A decisão do Comitê de Contingência da Covid-19 do governo paulista de recomendar o uso de máscaras em locais fechados foi uma medida correta, segundo infectologistas. Porém, para eles, as autoridades deveriam não apenas sugerir, mas obrigar o uso do item a fim de evitar a propagação do Sars-Cov-2.
Nas últimas semanas, foi observada uma tendência de crescimento de casos. Dados da plataforma SP Covid-19 Info Tracker, criada por pesquisadores da USP e da Unesp com apoio da Fapesp para acompanhar a evolução da pandemia, mostram que a média móvel de novas internações (UTI e enfermaria) aumentou 74% no estado de São Paulo em três semanas. Foram comparados os dias 6 e 27 de maio, quando as médias alcançaram 176 e 306, respectivamente.
O fim da obrigatoriedade do uso de máscaras em locais fechados foi anunciado pelo ex-governador João Doria (PSDB) em 17 de março. O item, no entanto, ainda é obrigatório no transporte público e em unidades de saúde.
O anúncio da volta da recomendação ocorreu nesta terça-feira (31). Em nota, o governo disse que a decisão ocorre após ter se "verificado um crescimento no número de casos e hospitalizações, sem crescimento de óbitos proporcional graças à ampla cobertura vacinal do Estado de São Paulo referência e líder mundial em vacinação".

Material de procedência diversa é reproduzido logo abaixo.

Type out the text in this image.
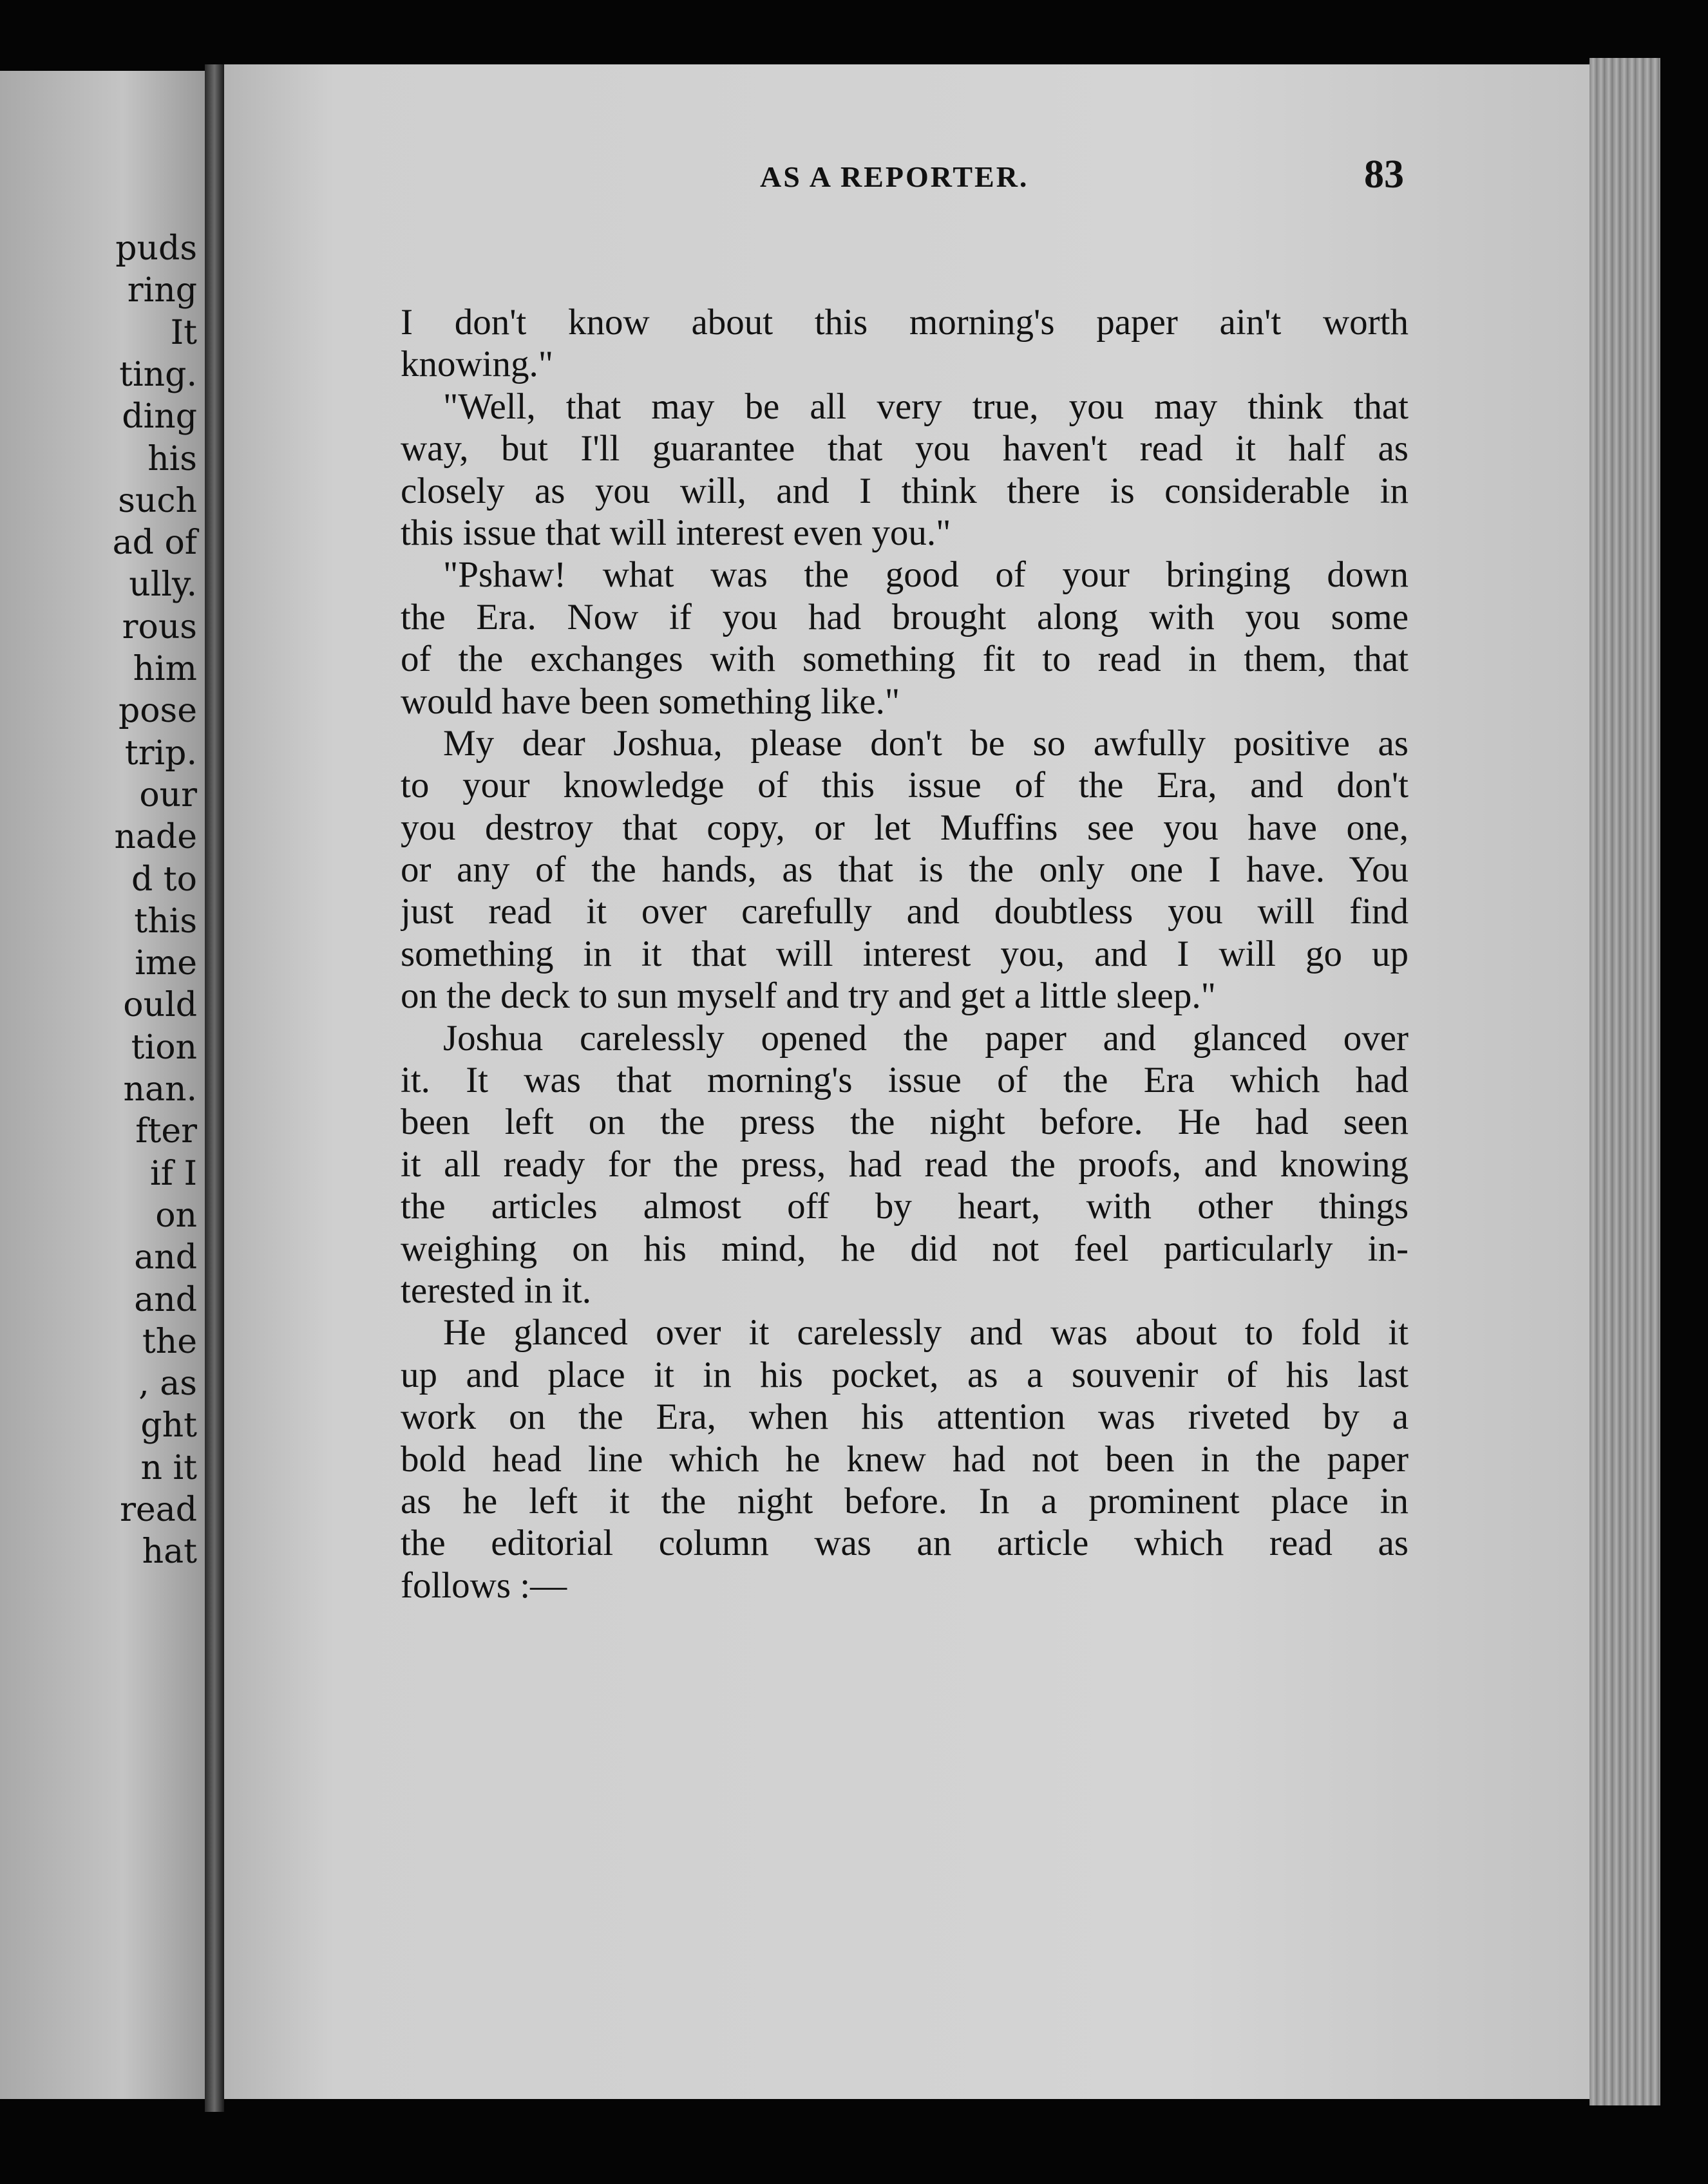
puds
ring
It
ting.
ding
his
such
ad of
ully.
rous
him
pose
trip.
our
nade
d to
this
ime
ould
tion
nan.
fter
if I
on
and
and
the
, as
ght
n it
read
hat
AS A REPORTER.	83
I don't know about this morning's paper ain't worth
knowing."
"Well, that may be all very true, you may think that
way, but I'll guarantee that you haven't read it half as
closely as you will, and I think there is considerable in
this issue that will interest even you."
"Pshaw! what was the good of your bringing down
the Era. Now if you had brought along with you some
of the exchanges with something fit to read in them, that
would have been something like."
My dear Joshua, please don't be so awfully positive as
to your knowledge of this issue of the Era, and don't
you destroy that copy, or let Muffins see you have one,
or any of the hands, as that is the only one I have. You
just read it over carefully and doubtless you will find
something in it that will interest you, and I will go up
on the deck to sun myself and try and get a little sleep."
Joshua carelessly opened the paper and glanced over
it. It was that morning's issue of the Era which had
been left on the press the night before. He had seen
it all ready for the press, had read the proofs, and knowing
the articles almost off by heart, with other things
weighing on his mind, he did not feel particularly in-
terested in it.
He glanced over it carelessly and was about to fold it
up and place it in his pocket, as a souvenir of his last
work on the Era, when his attention was riveted by a
bold head line which he knew had not been in the paper
as he left it the night before. In a prominent place in
the editorial column was an article which read as
follows :—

Nesta quarta (1º), a Prefeitura de São Paulo seguiu as orientações do governo e também anunciou apenas a recomendação do uso do equipamento.
Diretora da SBIm (Sociedade Brasileira de Imunizações), Monica Levi diz que a nova recomendação confunde as pessoas. "Infelizmente, temos um país dividido em como entender e enfrentar uma pandemia. Porém, o interesse coletivo tem que prevalecer em relação a opiniões individuais", afirma.
Para ela, é impossível realizar o controle de doenças infecto-contagiosas com base no bom senso. "É preciso que tenhamos diretrizes conforme os momentos da pandemia. É possível flexibilizar conforme as taxas baixas em lugares aberto, mas em fechados tem que ser obrigatório", disse Levi, que avalia que novas variantes têm elevado o número de casos e é preciso que "apertar medidas até que a Covid-19 se torne endêmica".
A médica cita ainda que, além da Covid, nesta época do ano em que são registradas baixas temperaturas e tempo seco é comum que seja registrado o aumento de síndromes respiratórias. Assim, a máscara teria a capacidade de evitar não apenas a propagação da Covid, como de gripe e outras doenças sazonais.
Médico e consultor da SBI (Sociedade Brasileira de Infectologia), Renato Grinbaum afirma que a decisão sobre a retirada de máscaras em locais fechadas foi prematura e "com embasamento científico precário". "Retornamos porque a pandemia não acabou", diz ele.
Grinbaum apoia o uso obrigatório das máscaras em locais fechados. "As autoridades não querem mais ser incisivas na pandemia e estão transferindo para os indivíduos decisões referentes à saúde pública."
Ele analisa que, apesar do aumento de número de casos, a situação epidemiológica não é tão grave quanto no ano passado. Porém, é necessário cuidado. "Falta também uma discussão do que fazer quando a pandemia acabar, como quais normas seguir e qual será o novo normal. Precisamos de uma transição não radical."
André Ricardo Ribas Freitas, professor de epidemiologia da Faculdade de Medicina São Leopoldo Mandic, concorda que o uso do equipamento de proteção em ambientes internos nunca deveria ter deixado de ser obrigatório.
"Ainda que essas medidas sejam tomadas agora, não me parece que serão impactantes porque não se trata de uma obrigatoriedade. As pessoas foram estimuladas a acreditar que a pandemia acabou, em decorrência da postura do estado, do governo federal e da falta da coordenação dessas ações", afirma ele.
Para Freitas, deve acontecer um aumento de casos de influenza. "A gente vai enfrentar nas próximas semanas um aumento dos casos de influenza e vírus sincicial, o que pode causar um estrangulamento no sistema."
"Por mais que não sejam casos muito graves, ainda temos uma quantidade de óbitos acima de média. Nós nos acostumamos a falar em centenas de mortes por Covid, mas isso não é normal", diz ele, que cita que há uma clara falta de coordenação unificada de estados.
O professor também analisa que a atual situação não chega aos níveis já vistos, como em momentos em que faltaram leitos de UTI e oxigênio. "Porém, temos sim uma sobrecarga nos prontos-socorros para doenças respiratórias e não estou vendo uma construção de uma rede capilar que consiga aumentar leitos como aconteceu em outros momentos."